I caught up with Virginia Postrel recently on the phone to talk about textiles past and present. She immediately hit on why the story of textiles is so compelling.“The great thing about textiles is that they can combine all different purposes! They can be functional, can be beautiful, can be symbolic, convey status and identity and can do all of these things at the same time. That makes them really powerful artifacts,” said Postrel, an award winning journalist and independent scholar, currently living in LA working as a columnist for Bloomberg Opinion. Here are excerpts from our conversation:

On Technology

“Textiles made a big leap when humans came to understand molecular chemistry. First with dyes. And then with the fundamental understanding of polymers and what a polymer is. The idea that you could shape chemicals and from the chemicals produce something that could be a fiber by using the characteristics of polymers, that was a huge breakthrough and that really changed the world.”

(Postrel’s chapter on Innovators includes Wallace Carothers’ time at DuPont and the birth of synthetic fibers. His work, as head of the organic chemistry in DuPont’s new research lab, established the field of polymer science, which led to the creation of nylon.)  

On Climate Change

“Creating cloth seems to date back to the waning of the Ice Age; people used skins, hides and fur to protect from the cold. As the climate warmed, people, who had then gotten accustomed to wearing clothing, for modesty, or for prestige, now needed to deal with sweat. And textiles came out of that need. Textiles appeared to emerge roughly 10,000 years ago! We don’t know exactly. Earliest garments seem to have been modeled on animal skins if not made out of them.”

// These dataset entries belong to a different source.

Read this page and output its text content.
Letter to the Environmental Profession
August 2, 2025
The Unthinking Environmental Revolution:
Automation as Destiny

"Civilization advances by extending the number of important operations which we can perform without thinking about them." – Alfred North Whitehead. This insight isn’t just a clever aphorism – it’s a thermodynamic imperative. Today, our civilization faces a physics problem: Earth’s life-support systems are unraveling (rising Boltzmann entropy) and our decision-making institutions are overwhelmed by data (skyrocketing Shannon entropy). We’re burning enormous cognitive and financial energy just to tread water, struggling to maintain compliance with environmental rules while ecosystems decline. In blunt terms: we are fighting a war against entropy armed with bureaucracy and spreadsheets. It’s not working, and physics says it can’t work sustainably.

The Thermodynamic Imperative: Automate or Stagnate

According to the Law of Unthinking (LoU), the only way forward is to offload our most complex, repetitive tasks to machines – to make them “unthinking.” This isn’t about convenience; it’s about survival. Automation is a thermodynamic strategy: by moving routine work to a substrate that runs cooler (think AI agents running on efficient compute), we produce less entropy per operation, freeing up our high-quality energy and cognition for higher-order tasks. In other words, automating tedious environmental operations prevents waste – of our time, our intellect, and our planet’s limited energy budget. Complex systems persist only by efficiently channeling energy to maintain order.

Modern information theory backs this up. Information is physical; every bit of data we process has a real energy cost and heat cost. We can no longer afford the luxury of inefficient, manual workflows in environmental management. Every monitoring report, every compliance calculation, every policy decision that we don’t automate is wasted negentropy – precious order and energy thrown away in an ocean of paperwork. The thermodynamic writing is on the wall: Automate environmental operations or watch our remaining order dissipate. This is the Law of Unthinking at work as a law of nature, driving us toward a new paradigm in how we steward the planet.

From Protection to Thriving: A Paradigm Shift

The story of textiles is not a male story or a female store, not a European, African, Asian or American story. It is all of these, cumulative and shared — a human story, a tapestry woven from countless brilliant threads.
The Fabric of Civilization: How Textiles Made the World tells the story of the world’s most influential commodity.

On Natural Fibers

“There are no natural fibers, all have human involvement to make a usable fiber. What we think of as natural fibers, like cotton and wool, have all been altered by human actions; there are certainly fibers whose roots lie in the natural world, but getting to the stage they are today, or even to the stage they were 500 years ago, took enormous amounts of human effort. And since then, of course, there has been even more.”

On Politics

The color white is often associated as a fashion statement first showcased by the Suffragists. Why white? “In that era wearing white meant that you had access to good regular laundry. It was a powerful symbol of respectability, middle class aspiration. White was harder to keep clean back then. Suffragists were doing something radical, but also wanted to be respectable in recognizing that giving women the vote was about the importance of mothers and homemakers as well as equality. It was simultaneously radical and respectable. Wearing white conveys that.”  

On the Future

“Bioengineering, like earlier periods (in history) has the promise, or vision, that protein polymers have potential to offer possibilities enormously larger than what we have with oil based fibers. But, again like earlier innovations, it takes a lot of investment. Nylon developed relatively quickly, but war came and nylon went to the military and then stockings. Polyester took a long time to develop and required lots of capital before it became ‘the stuff of everyday life.’ The thing about textiles is that they are so old, and so refined, that it’s very hard to come up with something that is actually better. Especially better in a really significant way, not incrementally. There’s a reason we don’t have milkweed and fish skin fibers.”